In the video, Andrew Ilyas discusses his research on adversarial examples and data modeling in machine learning, emphasizing the need for a holistic understanding of the entire machine learning pipeline to ensure robustness and reliability. He highlights the importance of analyzing biases in datasets, such as those found in ImageNet, and expresses his commitment to bridging the gap between academic research and industry applications as he prepares for a professorship at Carnegie Mellon University.
In the video, Andrew Ilyas, a PhD student at MIT who is about to start as a professor at CMU, discusses his research on adversarial examples and data modeling in machine learning. He emphasizes the importance of understanding the entire machine learning pipeline, from data collection to model deployment, to ensure robustness and reliability in machine learning systems. Ilyas argues for a holistic approach to machine learning, where researchers should not only focus on individual components but also consider how they interact with each other. He highlights the need for predictability in machine learning systems, aiming to understand when models will perform well and when they will fail.
Ilyas explains the concept of adversarial examples, which are small perturbations made to inputs that cause machine learning models to misbehave. He describes how these examples can be generated in both image and language contexts, leading to unintended behaviors in models. The discussion then shifts to data modeling, where Ilyas presents his work on predicting model behavior based on the training data used.

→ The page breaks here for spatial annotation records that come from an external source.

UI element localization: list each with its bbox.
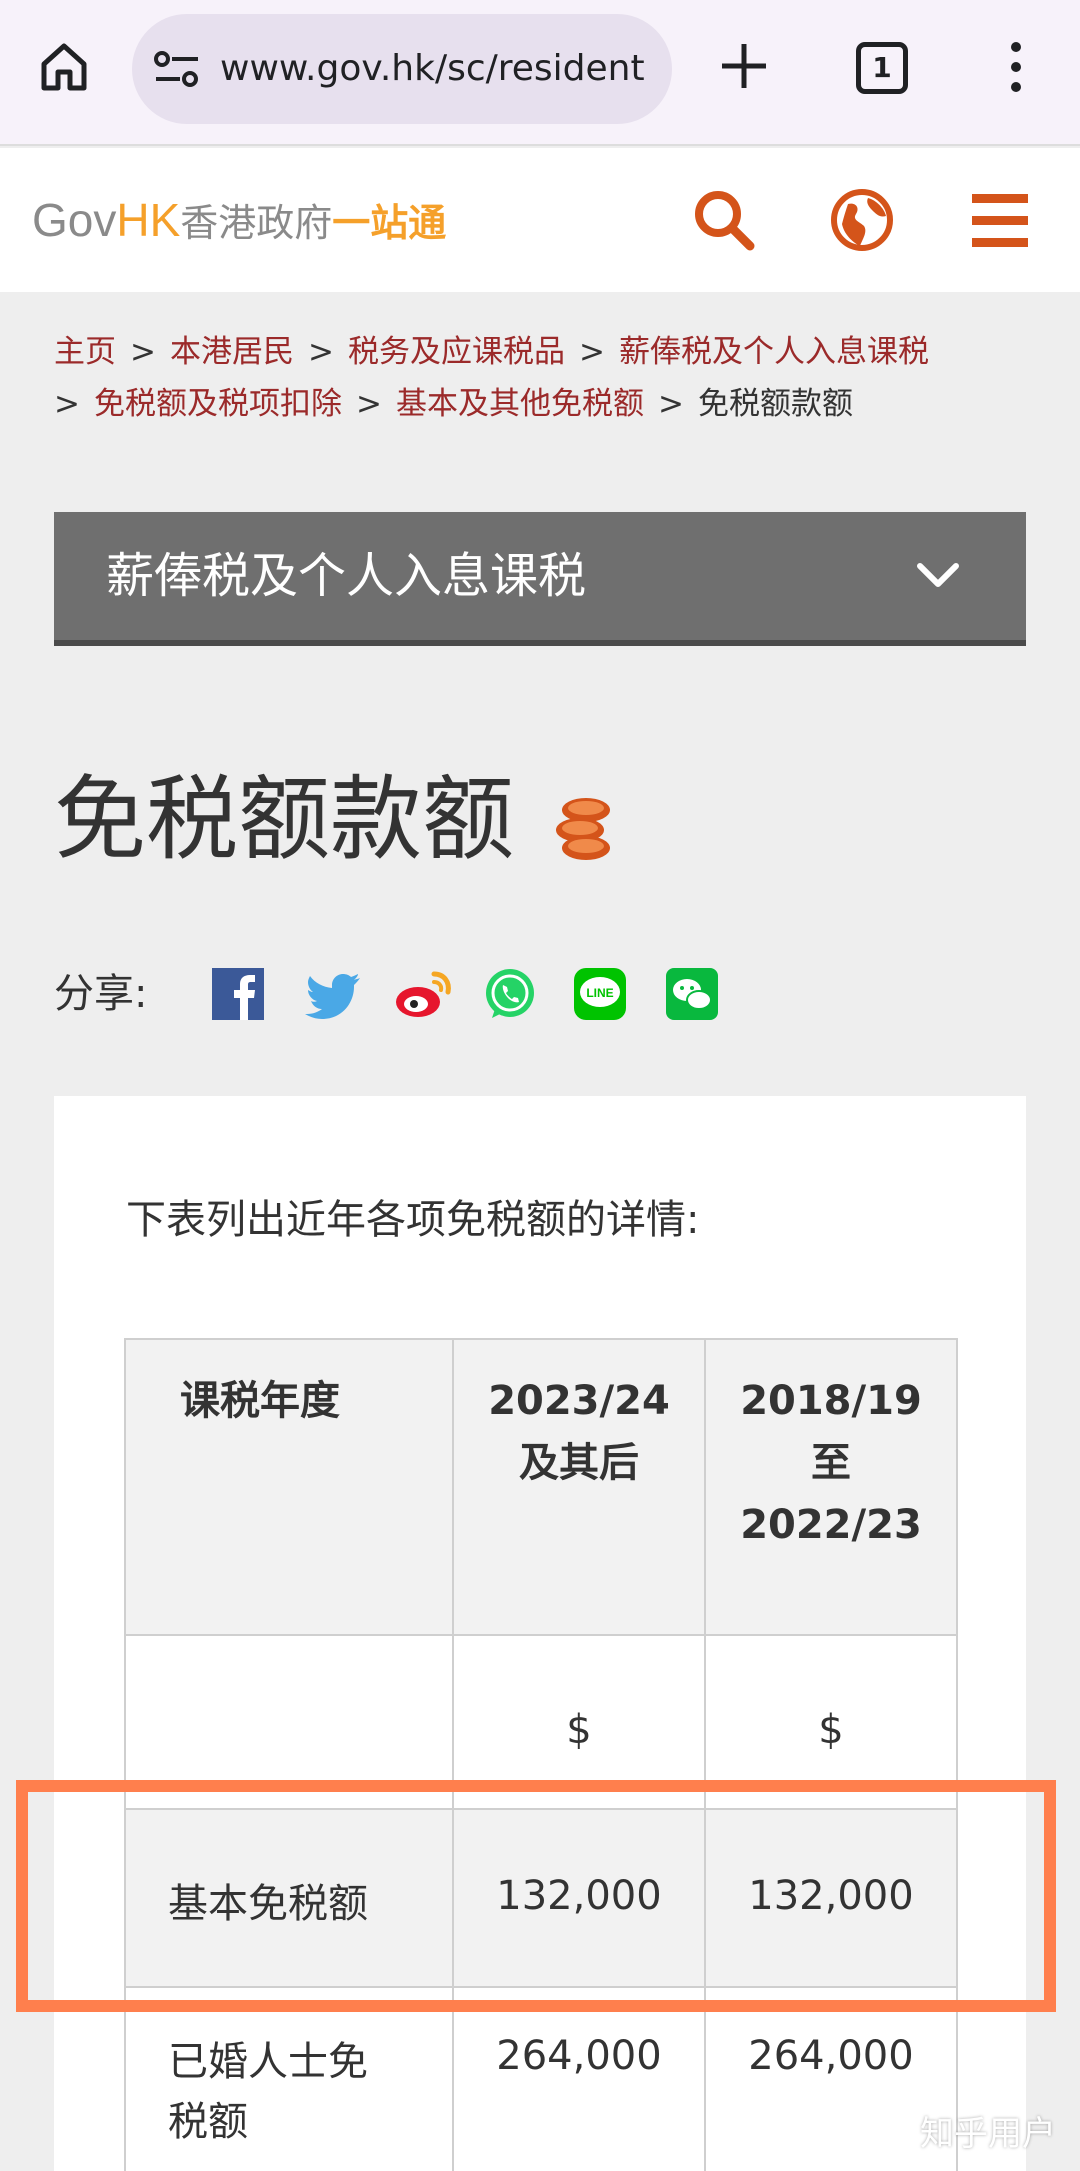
- share-label: 分享:: [54, 971, 148, 1017]
- table-header-2023: 2023/24 及其后: [452, 1338, 706, 1636]
- site-header: GovHK香港政府一站通: [0, 148, 1080, 292]
- intro-text: 下表列出近年各项免税额的详情:: [126, 1197, 700, 1243]
- language-globe-icon[interactable]: [826, 184, 898, 256]
- highlight-box: [16, 1780, 1056, 2012]
- breadcrumb-current: 免税额款额: [697, 386, 853, 422]
- table-row-label: 已婚人士免 税额: [124, 1986, 454, 2171]
- svg-text:LINE: LINE: [586, 986, 613, 1000]
- table-header-2018: 2018/19 至 2022/23: [704, 1338, 958, 1636]
- more-menu-icon[interactable]: [996, 40, 1036, 94]
- home-icon[interactable]: [36, 38, 92, 94]
- address-bar[interactable]: www.gov.hk/sc/resident: [132, 14, 672, 124]
- weibo-icon[interactable]: [392, 966, 454, 1022]
- breadcrumb-link-basic-allowances[interactable]: 基本及其他免税额: [396, 386, 644, 422]
- page-title: 免税额款额: [54, 766, 515, 873]
- breadcrumb-link-tax[interactable]: 税务及应课税品: [348, 334, 565, 370]
- breadcrumb-link-resident[interactable]: 本港居民: [170, 334, 294, 370]
- whatsapp-icon[interactable]: [482, 966, 538, 1022]
- new-tab-icon[interactable]: [718, 40, 770, 92]
- breadcrumb-link-allowances[interactable]: 免税额及税项扣除: [94, 386, 342, 422]
- coins-icon: [556, 798, 610, 860]
- table-cell: 264,000: [452, 1986, 706, 2171]
- table-header-year: 课税年度: [124, 1338, 454, 1636]
- site-settings-icon[interactable]: [152, 50, 202, 88]
- chevron-down-icon: [917, 563, 959, 587]
- zhihu-watermark: 知乎用户: [920, 2114, 1056, 2154]
- line-icon[interactable]: LINE: [572, 966, 628, 1022]
- search-icon[interactable]: [688, 184, 760, 256]
- breadcrumb-link-salaries-tax[interactable]: 薪俸税及个人入息课税: [619, 334, 929, 370]
- section-dropdown[interactable]: 薪俸税及个人入息课税: [54, 512, 1026, 646]
- breadcrumb-link-home[interactable]: 主页: [54, 334, 116, 370]
- twitter-icon[interactable]: [304, 966, 364, 1022]
- browser-toolbar: www.gov.hk/sc/resident 1: [0, 0, 1080, 146]
- tab-switcher-button[interactable]: 1: [856, 42, 908, 94]
- hamburger-menu-icon[interactable]: [966, 184, 1038, 256]
- url-text[interactable]: www.gov.hk/sc/resident: [220, 14, 660, 124]
- section-dropdown-title: 薪俸税及个人入息课税: [106, 548, 587, 604]
- facebook-icon[interactable]: [210, 966, 266, 1022]
- breadcrumb: 主页 > 本港居民 > 税务及应课税品 > 薪俸税及个人入息课税 > 免税额及税项扣除 > 基本及其…: [54, 334, 929, 422]
- wechat-icon[interactable]: [664, 966, 720, 1022]
- govhk-logo[interactable]: GovHK香港政府一站通: [32, 188, 446, 252]
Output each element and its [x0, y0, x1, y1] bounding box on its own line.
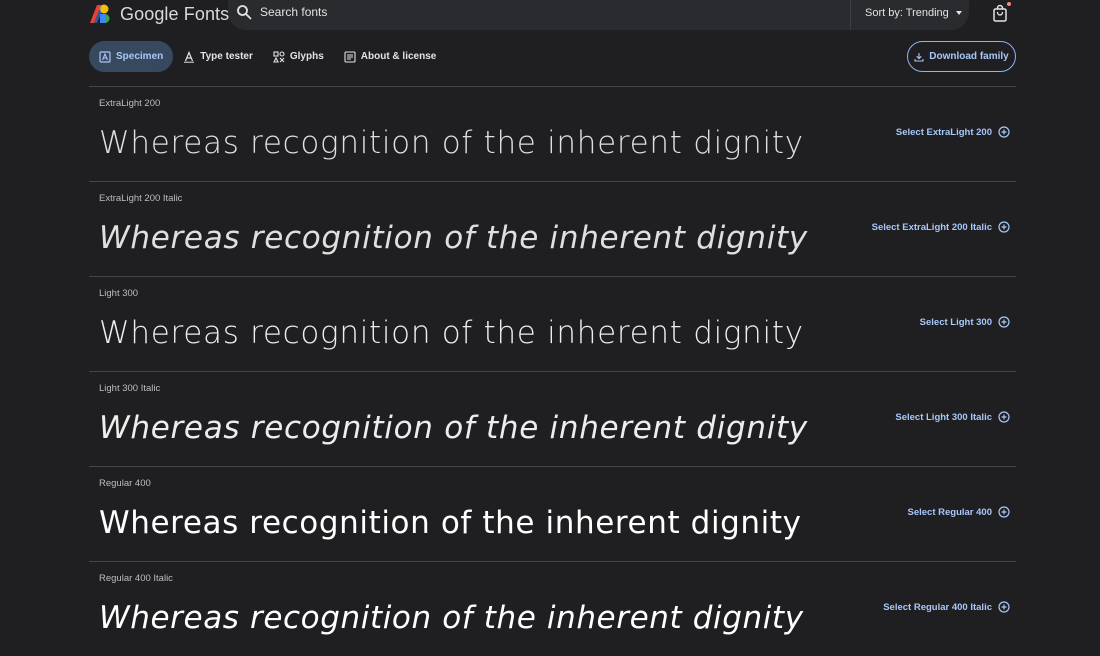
style-label: Regular 400	[99, 478, 151, 489]
style-row: Light 300 Whereas recognition of the inh…	[89, 276, 1016, 371]
specimen-tabs: Specimen Type tester Glyphs About & lice…	[89, 41, 446, 72]
add-circle-icon	[998, 316, 1010, 328]
add-circle-icon	[998, 221, 1010, 233]
select-style-button[interactable]: Select Light 300 Italic	[895, 411, 1010, 423]
search-icon[interactable]	[236, 4, 252, 20]
add-circle-icon	[998, 601, 1010, 613]
glyphs-icon	[272, 50, 285, 63]
sample-text: Whereas recognition of the inherent dign…	[99, 315, 804, 351]
select-style-label: Select ExtraLight 200	[895, 126, 992, 138]
sort-label: Sort by: Trending	[865, 7, 949, 19]
style-label: Regular 400 Italic	[99, 573, 173, 584]
notification-dot	[1007, 2, 1011, 6]
top-app-bar: Google Fonts Sort by: Trending	[0, 0, 1100, 30]
style-row: Light 300 Italic Whereas recognition of …	[89, 371, 1016, 466]
add-circle-icon	[998, 411, 1010, 423]
select-style-label: Select ExtraLight 200 Italic	[871, 221, 992, 233]
download-label: Download family	[929, 51, 1009, 62]
style-label: ExtraLight 200	[99, 98, 161, 109]
logo-text: Google Fonts	[120, 3, 230, 24]
sample-text: Whereas recognition of the inherent dign…	[99, 505, 802, 541]
style-row: ExtraLight 200 Italic Whereas recognitio…	[89, 181, 1016, 276]
google-fonts-logo-icon	[90, 4, 110, 23]
sample-text: Whereas recognition of the inherent dign…	[99, 220, 808, 256]
search-bar: Sort by: Trending	[228, 0, 969, 30]
style-row: Regular 400 Whereas recognition of the i…	[89, 466, 1016, 561]
tab-specimen[interactable]: Specimen	[89, 41, 174, 72]
select-style-label: Select Regular 400	[907, 506, 993, 518]
font-styles-list: ExtraLight 200 Whereas recognition of th…	[89, 86, 1016, 656]
tab-label: Specimen	[116, 51, 164, 62]
download-icon	[914, 52, 924, 62]
search-input[interactable]	[258, 2, 818, 22]
select-style-label: Select Light 300 Italic	[895, 411, 992, 423]
sample-text: Whereas recognition of the inherent dign…	[99, 600, 804, 636]
select-style-button[interactable]: Select Regular 400 Italic	[883, 601, 1010, 613]
tab-label: Type tester	[200, 51, 253, 62]
style-label: Light 300 Italic	[99, 383, 161, 394]
add-circle-icon	[998, 506, 1010, 518]
tab-type-tester[interactable]: Type tester	[173, 41, 263, 72]
shopping-bag-icon[interactable]	[992, 4, 1008, 22]
tab-label: About & license	[360, 51, 437, 62]
tab-glyphs[interactable]: Glyphs	[263, 41, 334, 72]
select-style-button[interactable]: Select ExtraLight 200	[896, 126, 1010, 138]
select-style-button[interactable]: Select ExtraLight 200 Italic	[872, 221, 1010, 233]
select-style-label: Select Light 300	[919, 316, 992, 328]
specimen-icon	[99, 50, 111, 63]
google-fonts-logo[interactable]: Google Fonts	[90, 0, 229, 28]
sort-dropdown[interactable]: Sort by: Trending	[865, 7, 962, 19]
add-circle-icon	[998, 126, 1010, 138]
type-tester-icon	[184, 50, 195, 63]
tab-label: Glyphs	[289, 51, 324, 62]
download-family-button[interactable]: Download family	[907, 41, 1016, 72]
sample-text: Whereas recognition of the inherent dign…	[99, 410, 808, 446]
select-style-label: Select Regular 400 Italic	[883, 601, 992, 613]
style-label: ExtraLight 200 Italic	[99, 193, 183, 204]
sample-text: Whereas recognition of the inherent dign…	[99, 125, 804, 161]
tab-about-license[interactable]: About & license	[334, 41, 447, 72]
about-icon	[344, 50, 356, 63]
caret-down-icon	[955, 11, 962, 15]
style-row: ExtraLight 200 Whereas recognition of th…	[89, 86, 1016, 181]
style-row: Regular 400 Italic Whereas recognition o…	[89, 561, 1016, 656]
search-divider	[850, 0, 851, 30]
style-label: Light 300	[99, 288, 139, 299]
select-style-button[interactable]: Select Light 300	[920, 316, 1010, 328]
select-style-button[interactable]: Select Regular 400	[908, 506, 1011, 518]
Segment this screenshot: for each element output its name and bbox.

He introduces the idea of treating machine learning as a mapping from training datasets to predictions, allowing researchers to analyze how changes in the dataset affect model outputs.
The conversation delves into the methodology behind data modeling, where Ilyas explains how he and his team developed a surrogate model to predict model behavior based on different training datasets. They found that this approach works surprisingly well, even for complex models, and can provide insights into the importance of specific training examples. Ilyas also discusses the connections between data modeling and other methods, such as influence functions and Shapley values, highlighting the broader implications of understanding data attribution in machine learning.
Ilyas shares insights from his research on the biases present in datasets, particularly focusing on the ImageNet dataset. He explains how the data collection process can introduce biases that affect model performance and generalization. By studying the ImageNet dataset, Ilyas and his collaborators uncovered various biases, including misclassifications and ambiguous classes, which can lead to models relying on non-robust features. This work emphasizes the need for careful data collection and analysis to ensure that machine learning models are trained on representative and unbiased datasets.
Finally, Ilyas discusses his future plans as he prepares to start a professorship at Carnegie Mellon University. He expresses his interest in continuing research that advances the understanding of machine learning models and their behavior in production settings. Ilyas is keen on collaborating with domain experts in various fields, such as robotics and the sciences, to address practical challenges in machine learning. The video concludes with Ilyas emphasizing the importance of bridging the gap between academic research and industry applications to create more robust and reliable machine learning systems.